19/03/2018

Equinoxe de Mars : le glas de la tartiflette


Je ne me suis pas trompé de titre, non. Il s'agit bien du "glas" et non du "gras" de la tartiflette ici. Pourquoi? Eh bien! Parce que, ce Mardi 20/03/2018 (à 17h15, si je ne m'abuse), le moment sera venu de l'Equinoxe de Mars. Vous allez me dire : mais qu'est-ce que ça change? La réponse est simple : l'hiver s'en va, ça y est! L'équinoxe est le moment précis durant lequel le soleil se trouve au zénith, par rapport à l'équateur terrestre. Durant cette période, le jour et la nuit ont la même durée. Avec ça, vous avez de quoi briller en société, normalement.

L'hiver bat donc son plein, les fondues savoyardes (et toutes les autres spécialités "légères" du genre, dont la fameuse tartiflette) vont disparaître petit à petit de nos tables familiales. Au profit des légumes de Printemps, des festivités chocolatées de Pâques, des régimes préparatoires aux expositions dénudées estivales... Bref! C'est vraiment le tout dernier créneau pour la TARTIFLETTE ULTIME! En tant qu'Haut-Savoyard, il est de mon devoir de préparer le retour de la verdure en emmagasinant... Un maximum de "souvenirs" réconfortants d'hiver! Au niveau de l'estomac, de préférence! Voyons donc ce dont nous avons besoin, pour bien boire et bien manger (je ne parle évidemment pas d'équilibre et d'assainissement alimentaire ici), une dernière fois dans l'année, en mode "il me faut ma dose de gras".
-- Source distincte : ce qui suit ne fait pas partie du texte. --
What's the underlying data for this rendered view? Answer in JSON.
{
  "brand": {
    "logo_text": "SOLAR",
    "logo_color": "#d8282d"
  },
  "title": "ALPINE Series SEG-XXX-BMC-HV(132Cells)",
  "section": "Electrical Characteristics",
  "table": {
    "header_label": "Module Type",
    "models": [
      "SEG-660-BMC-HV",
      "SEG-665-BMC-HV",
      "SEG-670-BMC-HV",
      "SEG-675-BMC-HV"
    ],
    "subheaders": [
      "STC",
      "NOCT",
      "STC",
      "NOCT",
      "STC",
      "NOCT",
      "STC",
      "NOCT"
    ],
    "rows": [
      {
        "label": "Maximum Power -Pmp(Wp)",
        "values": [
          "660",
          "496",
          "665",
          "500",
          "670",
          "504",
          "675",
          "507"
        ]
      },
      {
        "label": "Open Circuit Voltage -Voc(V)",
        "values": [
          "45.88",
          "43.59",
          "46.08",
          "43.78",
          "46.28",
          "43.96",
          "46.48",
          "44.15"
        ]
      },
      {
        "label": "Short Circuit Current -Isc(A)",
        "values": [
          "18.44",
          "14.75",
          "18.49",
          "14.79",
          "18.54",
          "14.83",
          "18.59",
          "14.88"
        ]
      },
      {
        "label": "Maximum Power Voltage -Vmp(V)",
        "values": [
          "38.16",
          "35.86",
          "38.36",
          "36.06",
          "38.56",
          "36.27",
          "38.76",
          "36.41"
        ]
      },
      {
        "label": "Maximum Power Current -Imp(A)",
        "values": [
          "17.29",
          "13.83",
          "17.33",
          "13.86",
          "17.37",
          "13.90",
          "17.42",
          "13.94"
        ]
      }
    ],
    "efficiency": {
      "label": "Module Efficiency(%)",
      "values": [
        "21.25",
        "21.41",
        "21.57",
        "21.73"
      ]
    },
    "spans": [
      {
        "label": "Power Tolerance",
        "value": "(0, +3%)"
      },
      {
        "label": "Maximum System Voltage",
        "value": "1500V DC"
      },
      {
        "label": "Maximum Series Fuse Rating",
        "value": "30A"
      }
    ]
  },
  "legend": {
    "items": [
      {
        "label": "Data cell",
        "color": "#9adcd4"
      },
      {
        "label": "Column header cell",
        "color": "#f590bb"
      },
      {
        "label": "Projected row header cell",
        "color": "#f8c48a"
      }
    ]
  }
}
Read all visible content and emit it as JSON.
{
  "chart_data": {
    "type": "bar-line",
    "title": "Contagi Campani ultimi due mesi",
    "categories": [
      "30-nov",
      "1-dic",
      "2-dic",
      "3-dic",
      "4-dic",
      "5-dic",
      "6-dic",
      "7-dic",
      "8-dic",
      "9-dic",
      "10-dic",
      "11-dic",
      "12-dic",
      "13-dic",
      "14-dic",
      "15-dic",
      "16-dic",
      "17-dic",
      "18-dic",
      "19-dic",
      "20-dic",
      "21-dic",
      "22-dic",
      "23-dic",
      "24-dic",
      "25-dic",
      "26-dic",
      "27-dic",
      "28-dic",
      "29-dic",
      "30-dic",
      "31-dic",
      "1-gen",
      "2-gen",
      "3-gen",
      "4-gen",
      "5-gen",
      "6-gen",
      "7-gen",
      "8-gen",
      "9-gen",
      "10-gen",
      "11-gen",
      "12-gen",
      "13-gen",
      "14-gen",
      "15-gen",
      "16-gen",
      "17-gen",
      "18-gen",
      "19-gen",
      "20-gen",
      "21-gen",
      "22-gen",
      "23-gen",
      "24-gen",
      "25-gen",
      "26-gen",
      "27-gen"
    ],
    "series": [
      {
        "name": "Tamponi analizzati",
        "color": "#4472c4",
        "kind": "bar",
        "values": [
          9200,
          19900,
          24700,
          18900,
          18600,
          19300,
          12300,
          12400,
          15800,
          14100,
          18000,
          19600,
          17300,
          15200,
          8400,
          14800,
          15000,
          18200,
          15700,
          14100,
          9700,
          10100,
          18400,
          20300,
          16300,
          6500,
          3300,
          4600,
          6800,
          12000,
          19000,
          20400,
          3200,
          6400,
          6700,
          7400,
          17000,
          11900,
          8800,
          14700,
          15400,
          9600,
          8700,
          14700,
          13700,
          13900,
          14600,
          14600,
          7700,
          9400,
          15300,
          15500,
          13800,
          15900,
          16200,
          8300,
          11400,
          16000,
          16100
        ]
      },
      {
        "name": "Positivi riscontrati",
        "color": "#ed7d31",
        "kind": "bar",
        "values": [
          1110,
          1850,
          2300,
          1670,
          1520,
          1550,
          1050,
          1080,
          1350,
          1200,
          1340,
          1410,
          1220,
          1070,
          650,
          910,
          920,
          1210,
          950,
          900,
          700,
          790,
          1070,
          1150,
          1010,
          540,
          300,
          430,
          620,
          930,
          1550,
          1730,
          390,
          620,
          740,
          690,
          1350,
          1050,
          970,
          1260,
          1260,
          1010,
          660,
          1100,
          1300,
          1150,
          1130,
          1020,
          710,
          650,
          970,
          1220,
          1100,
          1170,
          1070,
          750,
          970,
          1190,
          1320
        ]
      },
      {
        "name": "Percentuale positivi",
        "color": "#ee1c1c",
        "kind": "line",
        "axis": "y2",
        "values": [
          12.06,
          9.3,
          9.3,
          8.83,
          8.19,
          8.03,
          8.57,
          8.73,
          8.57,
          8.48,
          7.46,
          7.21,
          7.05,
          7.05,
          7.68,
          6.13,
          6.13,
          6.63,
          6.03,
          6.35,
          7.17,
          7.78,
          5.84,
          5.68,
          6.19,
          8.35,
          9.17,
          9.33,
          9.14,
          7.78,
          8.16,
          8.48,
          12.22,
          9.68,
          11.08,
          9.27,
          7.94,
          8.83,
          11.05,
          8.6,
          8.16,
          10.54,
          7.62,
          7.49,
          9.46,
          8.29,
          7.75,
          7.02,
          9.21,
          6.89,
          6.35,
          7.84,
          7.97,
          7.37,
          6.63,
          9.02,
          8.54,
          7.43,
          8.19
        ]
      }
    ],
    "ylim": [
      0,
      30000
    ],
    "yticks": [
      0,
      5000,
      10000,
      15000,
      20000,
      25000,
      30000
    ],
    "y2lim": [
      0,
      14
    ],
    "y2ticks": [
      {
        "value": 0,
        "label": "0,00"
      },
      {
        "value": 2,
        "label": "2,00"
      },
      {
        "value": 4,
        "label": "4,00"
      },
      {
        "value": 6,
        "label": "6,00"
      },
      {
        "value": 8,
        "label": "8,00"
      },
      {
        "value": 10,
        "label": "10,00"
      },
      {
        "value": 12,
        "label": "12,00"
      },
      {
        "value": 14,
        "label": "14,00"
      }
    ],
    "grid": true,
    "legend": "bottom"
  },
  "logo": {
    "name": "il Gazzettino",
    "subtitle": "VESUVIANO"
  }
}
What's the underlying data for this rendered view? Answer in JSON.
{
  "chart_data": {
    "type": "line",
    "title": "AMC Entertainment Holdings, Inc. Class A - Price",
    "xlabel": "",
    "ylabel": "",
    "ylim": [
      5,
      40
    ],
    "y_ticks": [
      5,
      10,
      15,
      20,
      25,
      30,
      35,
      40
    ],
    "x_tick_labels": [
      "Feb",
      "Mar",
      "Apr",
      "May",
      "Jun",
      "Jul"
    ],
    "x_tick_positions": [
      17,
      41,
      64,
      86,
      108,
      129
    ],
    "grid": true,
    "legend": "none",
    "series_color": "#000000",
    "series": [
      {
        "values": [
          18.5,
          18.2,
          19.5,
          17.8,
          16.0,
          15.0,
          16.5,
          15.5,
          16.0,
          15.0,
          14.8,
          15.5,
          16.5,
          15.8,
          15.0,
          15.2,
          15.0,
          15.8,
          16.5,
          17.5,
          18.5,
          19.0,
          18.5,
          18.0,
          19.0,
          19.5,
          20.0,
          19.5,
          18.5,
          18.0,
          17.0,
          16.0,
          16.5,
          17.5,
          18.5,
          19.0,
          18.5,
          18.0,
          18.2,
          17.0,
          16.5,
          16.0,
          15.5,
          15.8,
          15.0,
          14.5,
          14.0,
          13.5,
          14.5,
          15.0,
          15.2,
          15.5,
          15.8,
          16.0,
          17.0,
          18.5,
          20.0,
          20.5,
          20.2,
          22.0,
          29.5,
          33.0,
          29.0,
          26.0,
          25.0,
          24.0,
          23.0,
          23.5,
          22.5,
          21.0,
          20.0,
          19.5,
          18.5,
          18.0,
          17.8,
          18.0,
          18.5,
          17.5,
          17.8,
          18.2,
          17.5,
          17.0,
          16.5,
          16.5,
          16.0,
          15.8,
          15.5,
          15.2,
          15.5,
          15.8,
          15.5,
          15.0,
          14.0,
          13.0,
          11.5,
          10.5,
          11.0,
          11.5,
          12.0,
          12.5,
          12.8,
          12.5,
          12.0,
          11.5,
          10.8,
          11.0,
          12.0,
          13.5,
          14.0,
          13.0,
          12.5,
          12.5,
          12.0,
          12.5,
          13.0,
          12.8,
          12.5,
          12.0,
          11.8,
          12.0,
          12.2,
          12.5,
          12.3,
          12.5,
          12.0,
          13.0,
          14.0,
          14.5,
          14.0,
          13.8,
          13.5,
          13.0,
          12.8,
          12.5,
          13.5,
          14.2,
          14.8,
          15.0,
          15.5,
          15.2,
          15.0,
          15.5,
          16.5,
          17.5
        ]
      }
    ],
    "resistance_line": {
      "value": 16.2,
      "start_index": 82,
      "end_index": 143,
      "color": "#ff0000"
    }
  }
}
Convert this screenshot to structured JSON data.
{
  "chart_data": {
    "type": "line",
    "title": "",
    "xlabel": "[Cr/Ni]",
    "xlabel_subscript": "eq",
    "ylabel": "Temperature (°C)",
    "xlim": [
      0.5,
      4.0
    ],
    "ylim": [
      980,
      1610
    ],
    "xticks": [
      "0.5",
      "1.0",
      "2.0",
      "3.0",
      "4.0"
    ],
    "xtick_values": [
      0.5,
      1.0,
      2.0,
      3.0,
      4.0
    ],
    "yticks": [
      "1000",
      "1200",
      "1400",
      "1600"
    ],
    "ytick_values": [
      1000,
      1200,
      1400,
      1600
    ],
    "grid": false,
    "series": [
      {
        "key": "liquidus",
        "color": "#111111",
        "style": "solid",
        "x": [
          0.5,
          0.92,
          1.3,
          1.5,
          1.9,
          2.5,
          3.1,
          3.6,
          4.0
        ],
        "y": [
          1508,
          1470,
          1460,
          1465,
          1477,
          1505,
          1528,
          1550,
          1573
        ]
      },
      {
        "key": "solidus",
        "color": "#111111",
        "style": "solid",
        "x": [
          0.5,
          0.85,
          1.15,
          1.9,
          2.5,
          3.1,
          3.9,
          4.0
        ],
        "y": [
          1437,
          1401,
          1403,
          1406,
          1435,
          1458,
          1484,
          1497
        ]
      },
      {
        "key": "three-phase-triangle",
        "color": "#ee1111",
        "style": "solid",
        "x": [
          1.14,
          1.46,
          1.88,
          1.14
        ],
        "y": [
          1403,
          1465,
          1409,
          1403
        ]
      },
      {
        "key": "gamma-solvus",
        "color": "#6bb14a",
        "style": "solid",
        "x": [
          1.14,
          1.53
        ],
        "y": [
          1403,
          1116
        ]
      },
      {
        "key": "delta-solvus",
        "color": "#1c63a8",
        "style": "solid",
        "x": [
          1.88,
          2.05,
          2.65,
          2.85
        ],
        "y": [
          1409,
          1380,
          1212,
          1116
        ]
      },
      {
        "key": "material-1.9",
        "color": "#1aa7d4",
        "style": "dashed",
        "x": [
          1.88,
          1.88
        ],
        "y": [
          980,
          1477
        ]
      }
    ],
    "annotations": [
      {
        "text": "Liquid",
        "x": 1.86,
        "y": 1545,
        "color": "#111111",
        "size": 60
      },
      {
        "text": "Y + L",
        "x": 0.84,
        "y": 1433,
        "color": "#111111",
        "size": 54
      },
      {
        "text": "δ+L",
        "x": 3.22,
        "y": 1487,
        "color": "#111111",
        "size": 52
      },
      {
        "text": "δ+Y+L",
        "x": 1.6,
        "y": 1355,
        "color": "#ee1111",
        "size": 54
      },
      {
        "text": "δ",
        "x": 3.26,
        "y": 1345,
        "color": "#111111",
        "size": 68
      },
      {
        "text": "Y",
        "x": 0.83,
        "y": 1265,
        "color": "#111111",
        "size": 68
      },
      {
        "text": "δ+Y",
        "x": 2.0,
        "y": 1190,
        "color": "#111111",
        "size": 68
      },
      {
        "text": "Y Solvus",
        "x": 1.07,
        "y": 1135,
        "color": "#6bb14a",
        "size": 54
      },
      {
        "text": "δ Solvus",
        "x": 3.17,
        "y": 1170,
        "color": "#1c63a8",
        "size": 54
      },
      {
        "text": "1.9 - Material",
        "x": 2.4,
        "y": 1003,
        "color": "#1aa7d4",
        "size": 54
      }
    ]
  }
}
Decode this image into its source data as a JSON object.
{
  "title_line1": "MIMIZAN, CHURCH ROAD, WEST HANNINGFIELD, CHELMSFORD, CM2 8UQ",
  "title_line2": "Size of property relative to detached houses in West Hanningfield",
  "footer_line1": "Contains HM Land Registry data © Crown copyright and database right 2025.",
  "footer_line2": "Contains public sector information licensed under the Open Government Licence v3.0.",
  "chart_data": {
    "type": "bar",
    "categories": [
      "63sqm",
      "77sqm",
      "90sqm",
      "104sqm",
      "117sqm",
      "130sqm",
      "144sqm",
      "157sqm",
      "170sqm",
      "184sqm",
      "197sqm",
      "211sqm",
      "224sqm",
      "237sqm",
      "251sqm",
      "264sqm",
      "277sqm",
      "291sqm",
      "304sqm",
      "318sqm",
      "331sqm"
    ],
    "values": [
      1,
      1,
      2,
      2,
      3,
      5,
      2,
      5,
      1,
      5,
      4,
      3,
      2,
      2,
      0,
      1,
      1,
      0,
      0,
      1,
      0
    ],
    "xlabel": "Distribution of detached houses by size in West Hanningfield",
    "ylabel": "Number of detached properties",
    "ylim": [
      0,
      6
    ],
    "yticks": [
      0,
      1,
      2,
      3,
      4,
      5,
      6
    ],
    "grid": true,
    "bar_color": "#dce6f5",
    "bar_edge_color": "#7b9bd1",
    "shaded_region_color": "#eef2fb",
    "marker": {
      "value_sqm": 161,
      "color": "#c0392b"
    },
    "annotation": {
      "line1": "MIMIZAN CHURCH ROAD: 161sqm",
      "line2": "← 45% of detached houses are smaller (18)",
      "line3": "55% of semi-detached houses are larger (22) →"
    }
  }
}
Note : désolé pour le chauvinisme extrême dont je peux faire preuve, parfois. C'est le cœur qui s'exprime, voilà tout.

Alors, que faire pour assurer le coup concrètement? Il faut bien penser que la tartiflette ne fera pas son retour avant au moins 6 mois... Autant vous dire qu'on va bien la charger, celle-là! Tout d'abord, au cas où vous l'ignoriez, nous allons avoir besoin de pommes de terre. Oui, des patates, beaucoup de patates. Environ 2kg pour 4 personnes (je vous conseille la variété Française nommée la Charlotte, mais d'autres peuvent convenir bien entendu). Certains préconisent de couper les patates en rondelles, personnellement je vous dirais plutôt qu'on s'en fiche complètement. Morceaux, carrés, rondelles, on s'en fout! Tant que ça se mélange assez bien avec les autres ingrédients, et que votre cuisson est maîtrisée.

Les autres ingrédients, justement, sont les suivants (dans le désordre, pour le moment) : 2 Reblochons (fermiers, évidemment! Et pas d'arnaque avec je ne sais quelle autre contrefaçon, s'il vous plait!), 4 oignons (jaunes c'est mieux, mais peut se faire avec d'autres variétés aussi), 30cl de crème entière (j'ai jamais dit que j'allais vous aider à mincir, de toutes façons), 500g de lardons (des non fumés suffisent, mais c'est selon les goûts, sachant que les fumés sont inévitablement plus salés), et c'est tout! Pas besoin de vin, vous allez déjà en boire à côté. Vous ne pensiez pas vous en sortir comme ça, tout de même? Notez que cette version de la tartiflette est la mienne, je n'ai jamais lu de recettes sérieuses sur le sujet, car j'ai ça de le sang tout bonnement (made in 74, eh ouais!).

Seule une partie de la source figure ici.